Per capire cosa è successo al sesto modulo di Voltri - con il cemento della banchina sbriciolato e avallamenti e rigonfiamenti che rendono praticamente impossibile il passaggio dei mezzi su gomma a otto anni dalla fine lavori - l’Autorità portuale avvierà una indagine interna all’ente.
Lo annuncia il presidente del porto di Genova Luigi Merlo il giorno dopo l’articolo del Secolo XIX che dà conto dei guasti sugli ultimi 125 mila metri quadrati del porto di Voltri realizzati da un raggruppamento di imprese capitanate da Pamoter tra il 2001 e il 2005. La stessa ditta ha realizzato anche il quarto modulo che ha avuto problemi di sprofondamento. La procura ha anche aperto una inchiesta sulla vicenda del quarto modulo costata al titolare Orlando Pascucci una condanna in sede penale.
Sotto l’ultimo strato di asfalto, è stato appurato da un carotaggio eseguito da Vte, si trova loppa e scorie di fusione, ovvero materiali di scarto delle acciaierie. Una delle ipotesi è che proprio l’utilizzo di questi materiali, ricchi di calce che reagisce a contatto con l’acqua, abbiano causato i rigonfiamenti. Eppure l’utilizzo di quei materiali - risulta dalle carte - era stato autorizzato da tutti gli enti coinvolti. Fu una scelta sbagliata? Oppure i materiali erano quelli corretti ma il costruttore non ha fatto tutto a regola d’arte? O, ancora, ci sono stati problemi di manutenzione?

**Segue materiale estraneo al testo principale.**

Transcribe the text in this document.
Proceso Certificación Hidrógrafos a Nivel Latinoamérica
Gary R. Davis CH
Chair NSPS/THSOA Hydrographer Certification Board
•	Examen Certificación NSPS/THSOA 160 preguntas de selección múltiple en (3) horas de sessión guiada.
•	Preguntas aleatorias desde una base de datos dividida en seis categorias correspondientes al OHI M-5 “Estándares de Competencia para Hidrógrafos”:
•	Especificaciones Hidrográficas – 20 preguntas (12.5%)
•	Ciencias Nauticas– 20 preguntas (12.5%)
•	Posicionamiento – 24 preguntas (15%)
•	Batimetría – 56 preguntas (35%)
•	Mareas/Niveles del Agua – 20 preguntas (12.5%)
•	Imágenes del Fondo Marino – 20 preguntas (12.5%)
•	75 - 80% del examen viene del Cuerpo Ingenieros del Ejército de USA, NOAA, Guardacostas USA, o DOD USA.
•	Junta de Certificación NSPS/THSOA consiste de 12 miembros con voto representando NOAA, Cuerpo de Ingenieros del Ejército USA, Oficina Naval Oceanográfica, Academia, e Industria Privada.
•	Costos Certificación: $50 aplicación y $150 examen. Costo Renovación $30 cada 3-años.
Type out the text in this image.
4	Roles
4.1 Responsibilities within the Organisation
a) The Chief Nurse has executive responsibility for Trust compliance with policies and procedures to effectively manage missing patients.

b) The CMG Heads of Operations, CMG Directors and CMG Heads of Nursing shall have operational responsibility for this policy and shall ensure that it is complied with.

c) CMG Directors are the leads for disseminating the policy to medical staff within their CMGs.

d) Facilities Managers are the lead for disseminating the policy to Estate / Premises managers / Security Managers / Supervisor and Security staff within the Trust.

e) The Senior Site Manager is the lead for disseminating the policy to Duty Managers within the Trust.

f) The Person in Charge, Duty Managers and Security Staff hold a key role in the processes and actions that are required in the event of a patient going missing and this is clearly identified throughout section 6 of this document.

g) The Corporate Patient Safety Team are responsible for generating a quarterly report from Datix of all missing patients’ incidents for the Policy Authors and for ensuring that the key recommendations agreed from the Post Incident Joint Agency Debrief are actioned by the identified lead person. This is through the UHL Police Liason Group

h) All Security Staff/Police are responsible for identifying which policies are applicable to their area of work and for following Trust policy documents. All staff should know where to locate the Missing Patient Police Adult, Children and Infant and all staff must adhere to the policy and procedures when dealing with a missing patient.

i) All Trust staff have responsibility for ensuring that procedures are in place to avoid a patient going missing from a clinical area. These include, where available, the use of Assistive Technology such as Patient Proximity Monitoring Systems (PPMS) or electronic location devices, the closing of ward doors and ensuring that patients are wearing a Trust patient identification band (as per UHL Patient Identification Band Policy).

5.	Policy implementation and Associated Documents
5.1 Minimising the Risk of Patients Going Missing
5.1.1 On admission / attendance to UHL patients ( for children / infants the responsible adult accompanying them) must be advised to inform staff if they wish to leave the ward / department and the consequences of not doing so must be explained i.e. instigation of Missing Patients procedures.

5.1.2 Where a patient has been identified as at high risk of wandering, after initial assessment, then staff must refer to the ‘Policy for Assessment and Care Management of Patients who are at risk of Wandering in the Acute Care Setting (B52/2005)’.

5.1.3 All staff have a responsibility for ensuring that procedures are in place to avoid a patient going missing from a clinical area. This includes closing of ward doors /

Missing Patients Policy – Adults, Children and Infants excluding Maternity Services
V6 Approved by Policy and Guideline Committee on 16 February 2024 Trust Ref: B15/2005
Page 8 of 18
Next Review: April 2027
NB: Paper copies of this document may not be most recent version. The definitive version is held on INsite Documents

«Sono tutti problemi che dobbiamo appurare - spiega Merlo -. Dopo che avremo ricevuto i nuovi documenti della perizia di parte del Vte, eseguiremo dei rilievi per nostro conto e una indagine interna per capire cosa è successo: certo che non faremo sconti».L’obiettivo è individuare tutte le responsabilità nella catena operativa: quelle di chi doveva controllare, quelle di chi ha fatto i lavori, quelle di chi doveva occuparsi di fare la manutenzione.
I danni potrebbero valere milioni di euro anche se un conteggio esatto non è stato ancora fatto. Uno dei problemi chiave da risolvere è capire se ci sono infiltrazioni di acqua piovana o se il problema - e sarebbe più grave - è dovuto a infiltrazioni di acqua di mare. Per ora sembra prevalere la prima ipotesi. Emerge poi un’altra variabile, ovvero a quale profondità è stata utilizzata la loppa che dovrebbe essere impiegata nello strato più superficiale, appena sotto l’asfalto, sino a una profondità di massimo un metro. In questo caso, invece, il sospetto è che la loppa sia stata utilizzata anche negli strati più profondi.
Al di là di questi aspetti, i guai del sesto modulo rischiano di aprire un lungo contenzioso tra l’Autorità portuale e il concessionario dell’area, ovvero il Vte di Voltri. Quando emersero i primi problemi sul quarto modulo e il sesto, terminalista ed ente pubblico si erano accordati perché l’Autorità portuale si occupasse di rifare la prima parte della banchina mentre l’impresa si sarebbe occupata degli ultimi 125mila metri quadrati. Un accordo che ora, ovviamente, il Vte vorrebbe rivedere temendo che i lavori da eseguire sul sesto modulo siano ben più sostanziosi di quanto non immaginato in un primo momento.
E poi c’è un altro aspetto molto delicato: quando il Psa ebbe in concessione il sesto modulo, presentò un ambizioso piano industriale che prevedeva una movimentazione di circa mezzo milione di teu l’anno. Numeri molto difficili da raggiungere, indipendentemente dai guai del sesto modulo, a causa della difficile congiuntura internazionale che deprime i traffici. Il fatto che la banchina abbia dei problemi, cambia le carte in tavola e in un certo senso questo potrebbe essere non del tutto negativo per il terminalista in questo momento.